Possibilidade de acréscimos contratuais superior ao limite de 25%

Este artigo foi embasado em 4 (quatro) decisões dos Tribunais de Contas


A Lei de Licitações e contratos prevê a possibilidade de acréscimos e supressões no valor inicial atualizado dos contratos administrativos. No caso das obras, serviços e compras, o valor poderá ser acrescido ou suprimido em até 25%. Na hipótese de reforma de edifício ou de equipamento, os acréscimos poderão chegar a até 50% do valor atualizado do contrato.


O estabelecimento desses limites, além de flexibilizar o contrato, visa impedir que o objeto da licitação seja desfigurado e ocasione burla a lei de licitações mediante contratação direta disfarçada.

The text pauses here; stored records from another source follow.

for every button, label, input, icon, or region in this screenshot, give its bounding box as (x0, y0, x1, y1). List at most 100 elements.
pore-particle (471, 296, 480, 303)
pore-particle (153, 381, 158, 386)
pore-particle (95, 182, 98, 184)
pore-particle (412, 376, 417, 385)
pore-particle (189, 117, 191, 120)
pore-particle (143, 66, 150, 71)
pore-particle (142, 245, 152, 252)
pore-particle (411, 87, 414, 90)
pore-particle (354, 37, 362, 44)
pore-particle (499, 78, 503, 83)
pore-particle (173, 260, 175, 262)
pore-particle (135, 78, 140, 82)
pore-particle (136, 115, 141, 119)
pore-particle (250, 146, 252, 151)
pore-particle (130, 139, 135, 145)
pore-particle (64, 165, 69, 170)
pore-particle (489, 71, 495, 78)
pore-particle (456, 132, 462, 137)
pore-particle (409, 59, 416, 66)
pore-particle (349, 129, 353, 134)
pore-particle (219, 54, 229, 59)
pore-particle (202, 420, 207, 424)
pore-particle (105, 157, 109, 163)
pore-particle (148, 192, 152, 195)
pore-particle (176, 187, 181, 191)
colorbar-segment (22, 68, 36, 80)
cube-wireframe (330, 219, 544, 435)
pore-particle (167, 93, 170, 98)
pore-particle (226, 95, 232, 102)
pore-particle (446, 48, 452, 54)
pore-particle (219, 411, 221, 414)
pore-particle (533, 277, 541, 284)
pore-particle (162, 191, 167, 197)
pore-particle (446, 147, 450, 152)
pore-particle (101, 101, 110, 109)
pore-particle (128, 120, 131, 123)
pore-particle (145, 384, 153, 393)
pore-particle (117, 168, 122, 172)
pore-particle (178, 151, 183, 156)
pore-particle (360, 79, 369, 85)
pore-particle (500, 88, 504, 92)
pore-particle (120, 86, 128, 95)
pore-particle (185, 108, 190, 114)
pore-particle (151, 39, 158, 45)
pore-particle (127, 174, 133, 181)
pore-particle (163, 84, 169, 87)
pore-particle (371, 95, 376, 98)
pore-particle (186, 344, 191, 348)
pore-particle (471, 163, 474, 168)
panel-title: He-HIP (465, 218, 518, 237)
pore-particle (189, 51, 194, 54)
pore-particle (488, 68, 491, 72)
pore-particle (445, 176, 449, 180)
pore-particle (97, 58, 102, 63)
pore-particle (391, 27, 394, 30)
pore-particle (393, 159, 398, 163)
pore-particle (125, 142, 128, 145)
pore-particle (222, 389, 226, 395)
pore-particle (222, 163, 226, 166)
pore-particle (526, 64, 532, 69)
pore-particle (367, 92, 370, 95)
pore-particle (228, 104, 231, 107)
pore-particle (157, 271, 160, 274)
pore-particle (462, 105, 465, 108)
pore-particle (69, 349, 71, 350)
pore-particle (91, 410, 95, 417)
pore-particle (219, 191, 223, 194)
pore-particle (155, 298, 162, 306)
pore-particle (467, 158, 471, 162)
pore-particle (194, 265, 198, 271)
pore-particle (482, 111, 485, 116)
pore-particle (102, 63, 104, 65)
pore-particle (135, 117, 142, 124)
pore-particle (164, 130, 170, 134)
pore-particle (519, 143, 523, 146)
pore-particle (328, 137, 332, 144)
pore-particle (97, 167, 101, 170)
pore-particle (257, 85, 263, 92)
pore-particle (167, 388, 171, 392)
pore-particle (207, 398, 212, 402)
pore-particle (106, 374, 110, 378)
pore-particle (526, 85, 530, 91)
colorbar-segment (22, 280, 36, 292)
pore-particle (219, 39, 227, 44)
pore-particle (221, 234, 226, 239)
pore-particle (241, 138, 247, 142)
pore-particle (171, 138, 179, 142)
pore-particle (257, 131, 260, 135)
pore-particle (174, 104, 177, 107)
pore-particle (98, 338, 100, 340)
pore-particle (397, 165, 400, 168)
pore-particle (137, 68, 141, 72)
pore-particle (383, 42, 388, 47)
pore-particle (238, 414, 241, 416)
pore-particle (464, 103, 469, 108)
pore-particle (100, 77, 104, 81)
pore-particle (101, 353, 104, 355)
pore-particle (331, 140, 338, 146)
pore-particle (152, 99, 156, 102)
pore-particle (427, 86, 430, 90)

O TCE-MT assevera que os limites previstos no art. 65 da Lei de Licitações tem como objetivo evitar a alteração radical do contrato e a frustração aos princípios da obrigatoriedade da licitação e isonomia.


Apesar de a lei ser clara quanto aos percentuais de limite para acréscimos e supressões, existem duas possibilidades em que a administração pode ultrapassar os percentuais estipulados.


A primeira possibilidade está estampada na própria norma, a qual permite que poderá haver supressão acima dos limites legais mediante acordo entre as partes (parágrafo 2º, inciso II do art. 65). A segunda possibilidade é jurisprudencial e diz respeito à extrapolação do limite de 25%.


O Tribunal de Contas do Distrito Federal aceita que nas hipóteses de alterações contratuais qualitativas e excepcionalíssimas de contratos de obras e serviços, desde que consensuais, é facultado à Administração ultrapassar os limites preestabelecidos nos §§ 1º e 2º do art. 65 da Lei nº 8.666/93.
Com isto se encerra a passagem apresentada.